In what has been billed "The first rock n' roll concert", The Olympic Auditorium in downtown Los Angeles played host to what was originally intended to be a weekly series of midnight Rhythm & Blues concerts broadcast live and hosted by local DJ Hunter Hancock. There is some dispute as to whether this was the first of its kind or the another series of concerts, hosted by local record impresario Gene Norman was actually the first. Norman did a weekly concert series called Just Jazz from both the Pasadena Civic Auditorium and The Olympic Auditorium but he also had a Just Blues series that also featured many of the R&B greats from the late 1940's and early 1950's. I've heard one program from the Norman series featuring Roy Milton and His Solid Senders as the house band, but the badly damaged discs had no dates. So the mystery continues.
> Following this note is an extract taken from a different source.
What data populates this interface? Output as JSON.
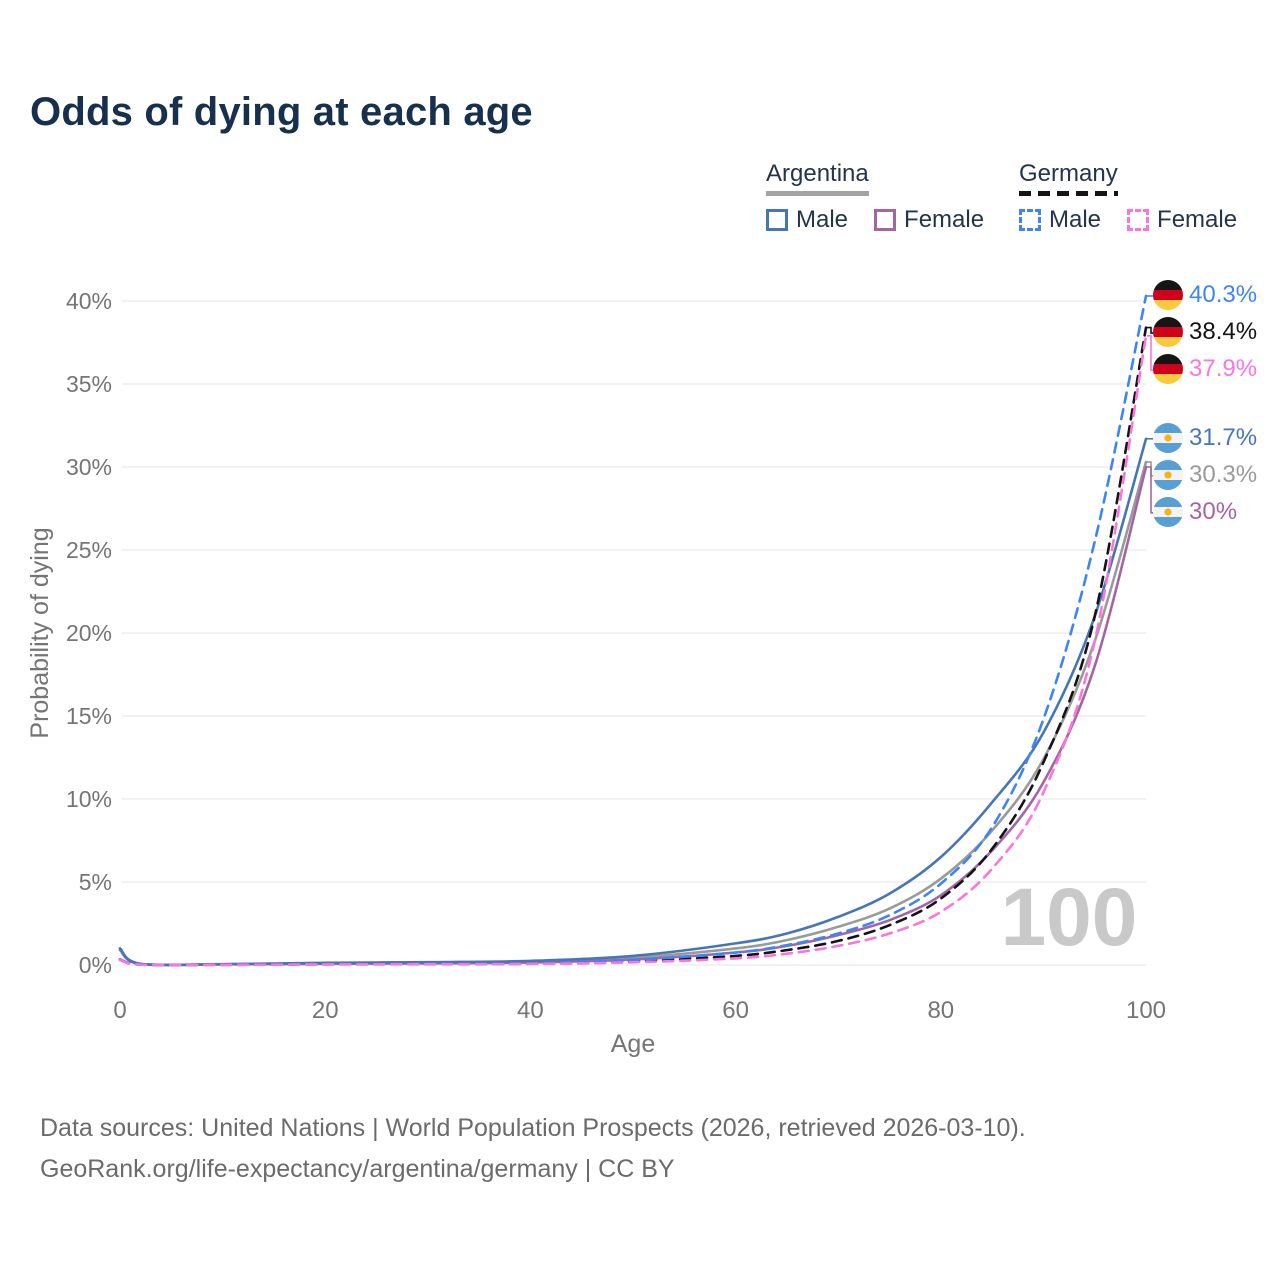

In any event, this concert is (from all reports) a 20 minute distillation of two concerts, broadcast on the 28th and 29th of September 1951. In addition to an over-the-top Hancock, there also such luminaries as Smilin' Smokey Lynn, Duke Henderson, gospel group The Golden Keys and L.A. favorite, Big Jay McNeely and others.
In case, after listening to last week's Chronicles, you were under the impression that all music of the 1950's before Elvis Presley sounded like Eddie Fisher, I'm here to tell you that just wasn't so.
And the audience by all accounts, was in hysterics.